Bank of England Governor Signals End of Interest Rate Hiking Cycle
In a significant development for the British Pound, Bank of England Governor Andrew Bailey has indicated that the end of the interest rate hiking cycle is fast approaching. Speaking before members of Parliament, Bailey emphasized that the central bank is “much nearer now to the top of the cycle.” While he stopped short of declaring that they had reached the peak, his remarks suggest that it is imminent based on current evidence.
This announcement aligns with market expectations, which anticipate another 25 basis point interest rate hike in September, potentially marking the conclusion of the current cycle. The Pound had already been facing challenges in the lead-up to Bailey’s appearance before Parliament’s Treasury Select Committee, and his comments triggered renewed selling pressure.
The Pound’s value declined across currency pairs, with the Pound to Euro exchange rate falling by 0.45% to 1.1665. Simultaneously, the Pound to Dollar exchange rate decreased by half a percentage point, testing the crucial 1.25 level as it appeared that the Pound’s weakness might persist.
Bailey expressed his anticipation of a substantial drop in inflation from this point forward. He stated, “The fall in inflation will continue… and I think will be quite marked by the end of this year.” Comparing the present situation to when inflation exceeded 10%, Bailey noted that it was evident that interest rates needed to rise; however, he emphasized that they are no longer in that scenario.

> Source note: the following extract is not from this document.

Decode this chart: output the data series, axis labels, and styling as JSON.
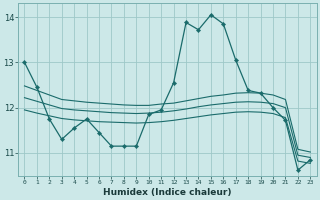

Before Bailey’s testimony, the market had been anticipating a total of 50 basis points in interest rate hikes before the year’s end. However, his comments have raised doubts about whether a November rate hike will follow the one in September, which had been considered a sure bet among market participants. The Pound’s decline reflects these diminishing expectations.
Despite this, the United Kingdom continues to boast the highest headline inflation rate among developed nations. The Bank of England has signaled that interest rates are likely to remain elevated for an extended period. Consequently, Bailey and the Monetary Policy Committee (MPC) will remain vigilant against any significant downward repricing of interest rate expectations. This is especially true if the market begins to anticipate interest rate cuts sooner than expected, implying that September’s policy decision and guidance may not be as ‘dovish’ as Pound sellers had anticipated.
Andrew Goodwin, Chief UK Economist at Oxford Economics, anticipates that “sticky inflation will delay the first rate cut until the summer of 2024, months later than the Fed and ECB.” He further notes that high wage growth is likely to lead the Bank of England to maintain a restrictive monetary policy stance.
Additionally, the Bank will closely monitor the Pound’s decline against the Dollar, as it exacerbates the rising fuel prices for both motorists and businesses. This comes at a time when oil prices are on the ascent, further contributing to inflationary pressures.